Parents Concerned Over DOE Plan to Randomly Test Students

Jennifer Calderon says she’s already anxious about sending her three children back to school during the pandemic. So she says a new city policy allowing the Education Department to randomly test all students for cOVID-19 is unacceptable.


What You Need To Know

  • Under the deal to reopen school, teachers and students will be subject to random Covid testing beginning Oct. 1
  • Parents say they don’t object to the testing, but they do object to it being done in school when they’re not present
  • Parental consent is required. Children of parents who do not provide consent will have to learn remotely
  • The Education Department defended the program, saying it must take aggressive safety measures to keep students and staff safe

“You do not touch my kid without me there. That’s it. You do not,” Calderon said.

The DOE announced the policy last week as part of an agreement with the teachers union to reopen schools.

Under the deal, teachers and students will be subject to random COVID-19 testing beginning October 1. Some parents say they don’t object to the testing, but they do object to it being done in school when they’re not present.

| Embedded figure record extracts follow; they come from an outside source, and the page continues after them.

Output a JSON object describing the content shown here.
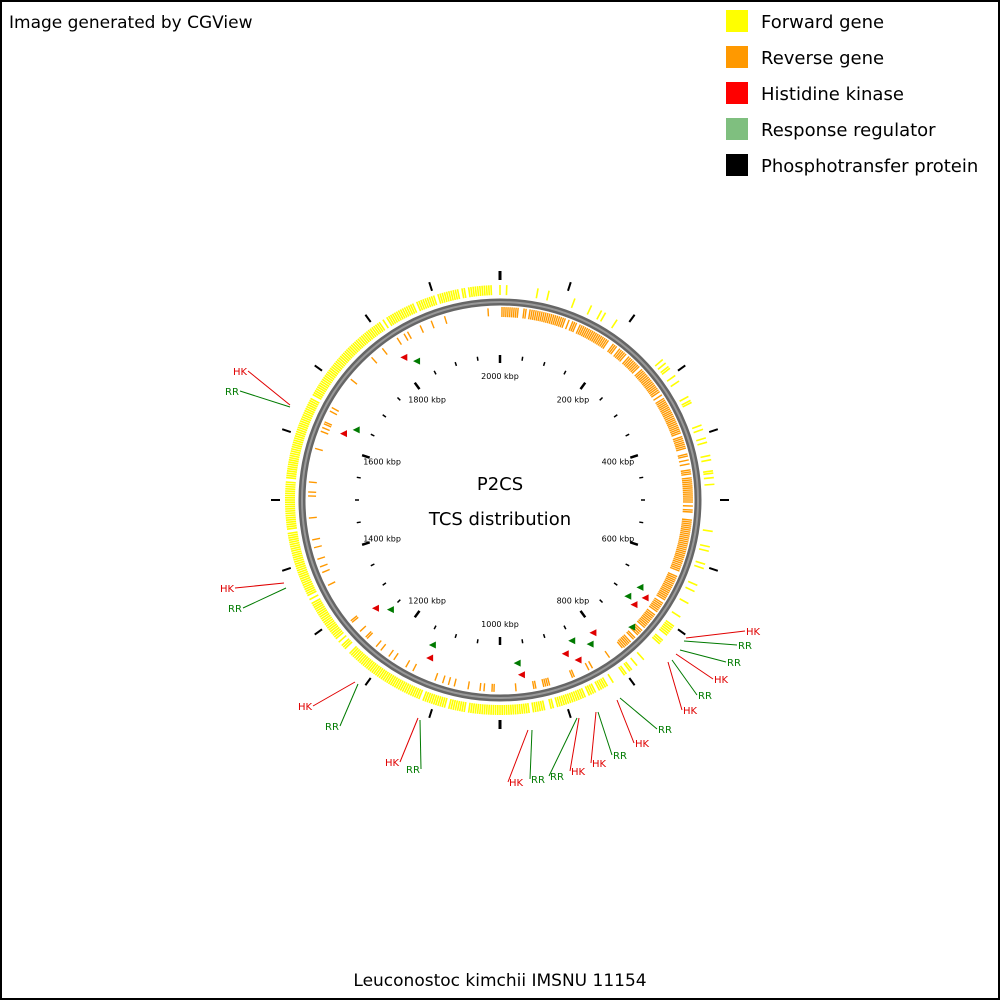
{
  "header": {
    "caption": "Image generated by CGView"
  },
  "legend": {
    "items": [
      {
        "label": "Forward gene",
        "color": "#ffff00"
      },
      {
        "label": "Reverse gene",
        "color": "#ff9900"
      },
      {
        "label": "Histidine kinase",
        "color": "#ff0000"
      },
      {
        "label": "Response regulator",
        "color": "#7fbf7f"
      },
      {
        "label": "Phosphotransfer protein",
        "color": "#000000"
      }
    ]
  },
  "center": {
    "title": "P2CS",
    "subtitle": "TCS distribution"
  },
  "ruler": {
    "labels": [
      "200 kbp",
      "400 kbp",
      "600 kbp",
      "800 kbp",
      "1000 kbp",
      "1200 kbp",
      "1400 kbp",
      "1600 kbp",
      "1800 kbp",
      "2000 kbp"
    ]
  },
  "callouts": [
    {
      "label": "HK",
      "color": "#e00000"
    },
    {
      "label": "RR",
      "color": "#007a00"
    },
    {
      "label": "HK",
      "color": "#e00000"
    },
    {
      "label": "RR",
      "color": "#007a00"
    },
    {
      "label": "HK",
      "color": "#e00000"
    },
    {
      "label": "RR",
      "color": "#007a00"
    },
    {
      "label": "HK",
      "color": "#e00000"
    },
    {
      "label": "RR",
      "color": "#007a00"
    },
    {
      "label": "HK",
      "color": "#e00000"
    },
    {
      "label": "RR",
      "color": "#007a00"
    },
    {
      "label": "RR",
      "color": "#007a00"
    },
    {
      "label": "HK",
      "color": "#e00000"
    },
    {
      "label": "HK",
      "color": "#e00000"
    },
    {
      "label": "RR",
      "color": "#007a00"
    },
    {
      "label": "RR",
      "color": "#007a00"
    },
    {
      "label": "HK",
      "color": "#e00000"
    },
    {
      "label": "HK",
      "color": "#e00000"
    },
    {
      "label": "RR",
      "color": "#007a00"
    },
    {
      "label": "HK",
      "color": "#e00000"
    },
    {
      "label": "RR",
      "color": "#007a00"
    },
    {
      "label": "RR",
      "color": "#007a00"
    },
    {
      "label": "HK",
      "color": "#e00000"
    }
  ],
  "footer": {
    "caption": "Leuconostoc kimchii IMSNU 11154"
  }
}
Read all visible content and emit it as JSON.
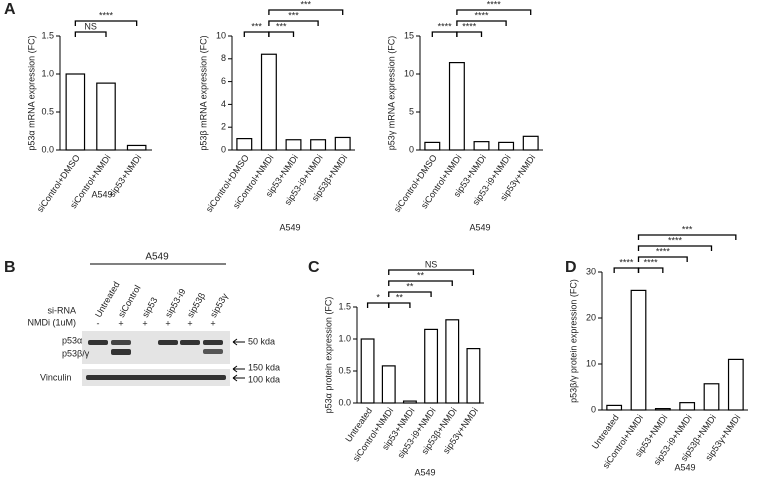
{
  "panel_labels": [
    "A",
    "B",
    "C",
    "D"
  ],
  "blot": {
    "cell_line": "A549",
    "lanes": [
      "Untreated",
      "siControl",
      "sip53",
      "sip53-i9",
      "sip53β",
      "sip53γ"
    ],
    "row_labels": [
      "si-RNA",
      "NMDi (1uM)"
    ],
    "nmdi": [
      "-",
      "+",
      "+",
      "+",
      "+",
      "+"
    ],
    "bands": [
      "p53α",
      "p53β/γ",
      "Vinculin"
    ],
    "markers": [
      "50 kda",
      "150 kda",
      "100 kda"
    ]
  },
  "chart_data": [
    {
      "type": "bar",
      "ylabel": "p53α mRNA expression (FC)",
      "xlabel": "A549",
      "color": "#ffffff",
      "edge_color": "#000000",
      "categories": [
        "siControl+DMSO",
        "siControl+NMDi",
        "sip53+NMDi"
      ],
      "values": [
        1.0,
        0.88,
        0.06
      ],
      "ylim": [
        0,
        1.5
      ],
      "yticks": [
        {
          "value": 0,
          "label": "0.0"
        },
        {
          "value": 0.5,
          "label": "0.5"
        },
        {
          "value": 1,
          "label": "1.0"
        },
        {
          "value": 1.5,
          "label": "1.5"
        }
      ],
      "brackets": [
        {
          "label": "NS",
          "between": [
            "siControl+DMSO",
            "siControl+NMDi"
          ]
        },
        {
          "label": "****",
          "between": [
            "siControl+DMSO",
            "sip53+NMDi"
          ]
        }
      ]
    },
    {
      "type": "bar",
      "ylabel": "p53β mRNA expression (FC)",
      "xlabel": "A549",
      "color": "#ffffff",
      "edge_color": "#000000",
      "categories": [
        "siControl+DMSO",
        "siControl+NMDi",
        "sip53+NMDi",
        "sip53-i9+NMDi",
        "sip53β+NMDi"
      ],
      "values": [
        1.0,
        8.4,
        0.9,
        0.9,
        1.1
      ],
      "ylim": [
        0,
        10
      ],
      "yticks": [
        0,
        2,
        4,
        6,
        8,
        10
      ],
      "brackets": [
        {
          "label": "***",
          "between": [
            "siControl+DMSO",
            "siControl+NMDi"
          ]
        },
        {
          "label": "***",
          "between": [
            "siControl+NMDi",
            "sip53+NMDi"
          ]
        },
        {
          "label": "***",
          "between": [
            "siControl+NMDi",
            "sip53-i9+NMDi"
          ]
        },
        {
          "label": "***",
          "between": [
            "siControl+NMDi",
            "sip53β+NMDi"
          ]
        }
      ]
    },
    {
      "type": "bar",
      "ylabel": "p53γ mRNA expression (FC)",
      "xlabel": "A549",
      "color": "#ffffff",
      "edge_color": "#000000",
      "categories": [
        "siControl+DMSO",
        "siControl+NMDi",
        "sip53+NMDi",
        "sip53-i9+NMDi",
        "sip53γ+NMDi"
      ],
      "values": [
        1.0,
        11.5,
        1.1,
        1.0,
        1.8
      ],
      "ylim": [
        0,
        15
      ],
      "yticks": [
        0,
        5,
        10,
        15
      ],
      "brackets": [
        {
          "label": "****",
          "between": [
            "siControl+DMSO",
            "siControl+NMDi"
          ]
        },
        {
          "label": "****",
          "between": [
            "siControl+NMDi",
            "sip53+NMDi"
          ]
        },
        {
          "label": "****",
          "between": [
            "siControl+NMDi",
            "sip53-i9+NMDi"
          ]
        },
        {
          "label": "****",
          "between": [
            "siControl+NMDi",
            "sip53γ+NMDi"
          ]
        }
      ]
    },
    {
      "type": "bar",
      "ylabel": "p53α protein expression (FC)",
      "xlabel": "A549",
      "color": "#ffffff",
      "edge_color": "#000000",
      "categories": [
        "Untreated",
        "siControl+NMDi",
        "sip53+NMDi",
        "sip53-i9+NMDi",
        "sip53β+NMDi",
        "sip53γ+NMDi"
      ],
      "values": [
        1.0,
        0.58,
        0.03,
        1.15,
        1.3,
        0.85
      ],
      "ylim": [
        0,
        1.5
      ],
      "yticks": [
        {
          "value": 0,
          "label": "0.0"
        },
        {
          "value": 0.5,
          "label": "0.5"
        },
        {
          "value": 1,
          "label": "1.0"
        },
        {
          "value": 1.5,
          "label": "1.5"
        }
      ],
      "brackets": [
        {
          "label": "*",
          "between": [
            "Untreated",
            "siControl+NMDi"
          ]
        },
        {
          "label": "**",
          "between": [
            "siControl+NMDi",
            "sip53+NMDi"
          ]
        },
        {
          "label": "**",
          "between": [
            "siControl+NMDi",
            "sip53-i9+NMDi"
          ]
        },
        {
          "label": "**",
          "between": [
            "siControl+NMDi",
            "sip53β+NMDi"
          ]
        },
        {
          "label": "NS",
          "between": [
            "siControl+NMDi",
            "sip53γ+NMDi"
          ]
        }
      ]
    },
    {
      "type": "bar",
      "ylabel": "p53β/γ protein expression (FC)",
      "xlabel": "A549",
      "color": "#ffffff",
      "edge_color": "#000000",
      "categories": [
        "Untreated",
        "siControl+NMDi",
        "sip53+NMDi",
        "sip53-i9+NMDi",
        "sip53β+NMDi",
        "sip53γ+NMDi"
      ],
      "values": [
        1,
        26,
        0.3,
        1.6,
        5.7,
        11
      ],
      "ylim": [
        0,
        30
      ],
      "yticks": [
        0,
        10,
        20,
        30
      ],
      "brackets": [
        {
          "label": "****",
          "between": [
            "Untreated",
            "siControl+NMDi"
          ]
        },
        {
          "label": "****",
          "between": [
            "siControl+NMDi",
            "sip53+NMDi"
          ]
        },
        {
          "label": "****",
          "between": [
            "siControl+NMDi",
            "sip53-i9+NMDi"
          ]
        },
        {
          "label": "****",
          "between": [
            "siControl+NMDi",
            "sip53β+NMDi"
          ]
        },
        {
          "label": "***",
          "between": [
            "siControl+NMDi",
            "sip53γ+NMDi"
          ]
        }
      ]
    }
  ]
}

“They’re terrified to get a physical from their pediatrician. How is it going to be to do this in school? It can’t happen,” Christina Guerrera, a parent of three, told NY1.

How many are tested depends on the size of the school. Results are expected within 48 hours. Parental consent is required, and children of parents who do not provide consent will have to learn remotely. 

Flanked by parents, teachers and school professionals, several elected officials on Staten Island gathered to denounce the policy as “stupid” and “ill conceived.”

“There’s a number of options that would make it better,” City Councilman Joe Borelli said. “Some of it will make some people happy. Some of it will make no one happy. Some people will never be happy. But having parents present would make people happy. Allowing you to go to your own pediatrician would make people really happy.”

“You can’t go to the nurse at the school to get a Band-Aid or take your medicine,” Assemblyman Mike Reilly continued. “But you think you’re gonna stick a swab up their nose? Let’s get real. This plan is disastrous.”

Local leaders are urging parents to flood the Department of Education and City Hall with emails and phone calls about the policy.

The Education Department offered no new details about the testing, but defended the program, saying it must take aggressive safety measures to keep our students and staff safe.